Folha de S. Paulo
Guerra, essência da cultura militar, é
injeção de ódio na veia tanto em tempo de conflito como de paz
Juan Huarte analisava a relação entre
disposição de espírito e vocação para uma tarefa específica
"O eterno silêncio desses espaços infinitos me assusta". O enigmático fragmento dos "Pensamentos", de Pascal, é oportuno a quem queira pautar o silêncio público dos militares sobre o julgamento da trama golpista. Ainda é silente o murmúrio de "página virada". E silêncio tem voz interna. Se majoritário, é um susto com dupla face, tanto para a civilidade como para essa mesma maioria, relutante quanto a um golpe sem carimbo clássico, isto é, sem apoio americano e liderado por um clã miliciano. Foi por um triz.
Aceito esse viés atemorizante, seria também
oportuno remontar a Juan Huarte de San Juan, médico e filósofo espanhol do
século 16, precursor da psicologia bélica. Para ele, "os homens dotados de
notáveis capacidades intelectuais não valem nada no campo militar, porque suas
virtudes são perigosas na guerra: de fato, a calma, a retidão, o agir de modo
claro, a simplicidade e a misericórdia, na guerra, não só não servem para nada
como levam à derrota.
Quem combate não deve ter escrúpulos morais,
porque o inimigo não os terá: para isso, não lhe basta a coragem, deve estar
igualmente disposto à mentira e à traição" (Mário Perniola em
"Disgusti").
Não era uma crítica. Juan Huarte analisava a
relação entre disposição de espírito e vocação para uma tarefa específica. Aos
combatentes cabia só infligir danos aos inimigos.

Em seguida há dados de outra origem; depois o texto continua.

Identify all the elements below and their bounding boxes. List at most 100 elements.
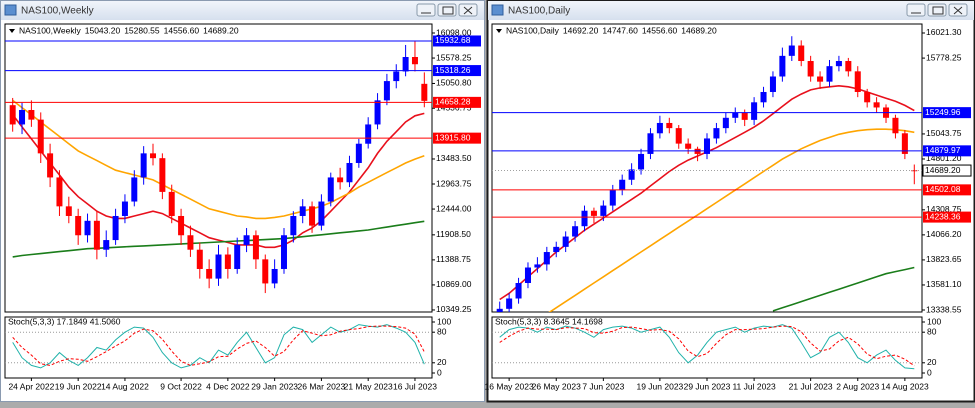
candle-body <box>206 268 213 279</box>
y-tick-label: 14066.20 <box>926 229 962 239</box>
candle-body <box>9 105 16 125</box>
x-tick-label: 26 Mar 2023 <box>298 381 346 391</box>
x-tick-label: 24 Apr 2022 <box>8 381 54 391</box>
y-tick-label: 13581.10 <box>926 279 962 289</box>
candle-body <box>28 109 35 120</box>
level-tag <box>433 132 481 144</box>
candle-body <box>383 81 390 101</box>
x-tick-label: 26 May 2023 <box>532 381 581 391</box>
x-tick-label: 29 Jan 2023 <box>251 381 298 391</box>
price-label: 14689.20 <box>925 165 961 175</box>
candle-body <box>393 71 400 82</box>
candle-body <box>187 235 194 250</box>
y-tick-label: 11908.50 <box>436 229 471 239</box>
stoch-line <box>499 325 915 367</box>
candle-body <box>37 119 44 154</box>
candle-body <box>675 128 682 144</box>
candle-body <box>609 190 616 206</box>
stoch-line <box>12 325 425 366</box>
quote-value: 14692.20 <box>563 25 599 35</box>
candle-body <box>47 153 54 178</box>
quote-value: 15043.20 <box>85 25 121 35</box>
candle-body <box>703 138 711 154</box>
level-tag <box>433 96 481 108</box>
button-glyph <box>953 6 963 15</box>
y-tick-label: 15050.80 <box>436 78 472 88</box>
candle-body <box>854 71 861 92</box>
candle-body <box>835 61 842 67</box>
x-tick-label: 14 Aug 2023 <box>881 381 929 391</box>
candle-body <box>178 215 185 236</box>
button-glyph <box>442 6 454 15</box>
quote-value: 15280.55 <box>124 25 160 35</box>
stoch-tick-label: 0 <box>437 367 442 377</box>
stoch-label: Stoch(5,3,3) 17.1849 41.5060 <box>8 316 121 326</box>
candle-body <box>732 112 739 118</box>
candle-body <box>93 220 100 250</box>
candle-body <box>694 148 701 154</box>
candle-body <box>318 201 325 226</box>
candle-body <box>656 122 663 134</box>
candle-body <box>817 76 824 82</box>
candle-body <box>215 254 222 279</box>
y-tick-label: 16021.30 <box>926 27 962 37</box>
candle-body <box>112 215 119 241</box>
window-icon <box>491 4 504 16</box>
candle-body <box>506 298 513 309</box>
candle-body <box>337 177 344 183</box>
y-tick-label: 15778.25 <box>926 52 962 62</box>
quote-value: 14689.20 <box>681 25 717 35</box>
title-bar <box>1 1 484 20</box>
level-label: 15932.68 <box>435 35 471 45</box>
window-title: NAS100,Daily <box>508 6 570 17</box>
moving-average <box>548 128 915 312</box>
x-tick-label: 2 Aug 2023 <box>836 381 879 391</box>
candle-body <box>365 124 372 144</box>
candle-body <box>619 179 626 191</box>
stoch-tick-label: 0 <box>927 367 932 377</box>
window-button[interactable] <box>906 3 926 17</box>
candle-body <box>798 45 805 62</box>
stoch-pane <box>4 316 433 379</box>
window-button[interactable] <box>416 3 436 17</box>
candle-body <box>543 252 550 265</box>
candle-body <box>769 76 776 92</box>
candle-body <box>168 191 175 216</box>
candle-body <box>196 249 203 269</box>
price-tag <box>922 164 972 177</box>
chart-window: NAS100,Weekly 16098.00 15578.25 15050.80 145… <box>0 0 485 402</box>
x-tick-label: 21 May 2023 <box>344 381 393 391</box>
x-tick-label: 29 Jun 2023 <box>684 381 731 391</box>
candle-body <box>873 102 880 108</box>
candle-body <box>562 236 569 247</box>
y-tick-label: 14801.20 <box>926 153 962 163</box>
candle-body <box>807 61 814 77</box>
candle-body <box>309 206 316 226</box>
candle-body <box>826 66 833 82</box>
candle-body <box>788 45 795 56</box>
candle-body <box>140 153 147 178</box>
quote-value: 14556.60 <box>642 25 678 35</box>
y-tick-label: 13823.65 <box>926 254 962 264</box>
candle-body <box>402 57 409 72</box>
candle-body <box>515 283 522 299</box>
level-tag <box>923 184 971 196</box>
candle-body <box>421 83 428 101</box>
candle-body <box>56 177 63 207</box>
candle-body <box>84 220 91 236</box>
candle-body <box>638 153 645 170</box>
candle-body <box>722 117 729 129</box>
candle-body <box>901 133 908 154</box>
level-tag <box>433 65 481 77</box>
stoch-tick-label: 80 <box>437 326 447 336</box>
candle-body <box>19 109 26 125</box>
candle-body <box>553 246 560 253</box>
candle-body <box>581 210 588 227</box>
candle-body <box>534 264 541 268</box>
candle-body <box>280 235 287 269</box>
candle-body <box>524 267 531 284</box>
candle-body <box>299 206 306 216</box>
window-icon <box>4 4 17 16</box>
candle-body <box>845 61 852 72</box>
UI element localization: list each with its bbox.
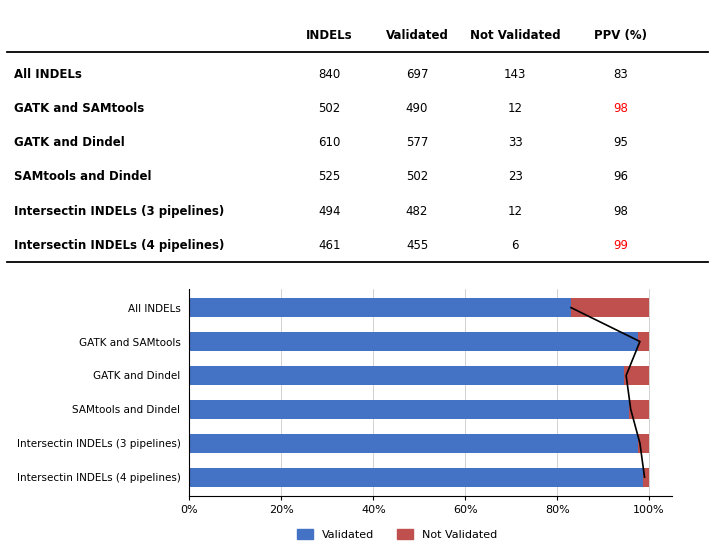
Text: PPV (%): PPV (%) [593,29,647,41]
Text: SAMtools and Dindel: SAMtools and Dindel [14,171,152,183]
Text: 482: 482 [406,204,428,217]
Bar [189,298,571,317]
Text: 98: 98 [613,204,628,217]
Text: Not Validated: Not Validated [470,29,561,41]
Bar [189,468,644,487]
Bar [629,400,649,419]
Text: 502: 502 [406,171,428,183]
Text: INDELs: INDELs [306,29,352,41]
Text: 33: 33 [508,136,523,149]
Text: 697: 697 [406,68,428,81]
Bar [189,332,638,351]
Text: 143: 143 [504,68,526,81]
Text: 610: 610 [318,136,340,149]
Text: 490: 490 [406,102,428,115]
Text: 461: 461 [318,239,341,252]
Text: 577: 577 [406,136,428,149]
Text: All INDELs: All INDELs [14,68,82,81]
Legend: Validated, Not Validated: Validated, Not Validated [292,525,502,544]
Bar [638,434,649,452]
Text: 23: 23 [508,171,523,183]
Text: 494: 494 [318,204,341,217]
Text: 95: 95 [613,136,628,149]
Text: 502: 502 [318,102,340,115]
Bar [189,434,638,452]
Text: Intersectin INDELs (4 pipelines): Intersectin INDELs (4 pipelines) [14,239,225,252]
Text: 525: 525 [318,171,340,183]
Bar [644,468,649,487]
Text: 455: 455 [406,239,428,252]
Bar [189,400,629,419]
Bar [638,332,649,351]
Text: 96: 96 [613,171,628,183]
Bar [189,366,624,385]
Text: GATK and Dindel: GATK and Dindel [14,136,125,149]
Text: 840: 840 [318,68,340,81]
Text: Intersectin INDELs (3 pipelines): Intersectin INDELs (3 pipelines) [14,204,225,217]
Bar [571,298,649,317]
Text: Validated: Validated [385,29,448,41]
Text: GATK and SAMtools: GATK and SAMtools [14,102,144,115]
Bar [624,366,649,385]
Text: 6: 6 [511,239,519,252]
Text: 12: 12 [508,102,523,115]
Text: 98: 98 [613,102,628,115]
Text: 83: 83 [613,68,628,81]
Text: 99: 99 [613,239,628,252]
Text: 12: 12 [508,204,523,217]
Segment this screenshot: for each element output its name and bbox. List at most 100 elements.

Em tese, o influxo posterior
do humanismo doutrinário nas convenções internacionais deveria matizar a
crueldade das matanças.
Mas a continuidade do arcaico espírito de
corpo gera um pensamento estratégico qualitativamente diferente na instituição armada.
Isso significa a persistência da ideia de
guerra como um processo natural de estabilização das relações de poder,
portanto, superior à instabilidade da busca sociopolítica por harmonia. Na
essência da cultura militar, ela é a constante que marginaliza ou relativiza os
valores de civilidade.
Guerra é, assim, injeção de ódio na veia
tanto em tempo de conflito como de paz. Nela, o novo é a tecnologia da morte.
Sua razão, sempre velha, repete regras e modelos que aparentam reeducar a
instituição. Mas sem visar pessoas concretas, as únicas que podem ser realmente
educadas.
Paz também é conceito militar. Em quase dois
séculos sem guerra, caso do Exército brasileiro, a paz nacional, regida por
indevida pretensão tutelar, tem sido manchada por atentados contra a
civilidade: quinze em 135 anos de República.
A ideologia da "guerra sem guerra"
extravasa do plano externo para o interno, fomentando o desapreço, de que
falava Juan Huarte, pelos valores alheios à caserna.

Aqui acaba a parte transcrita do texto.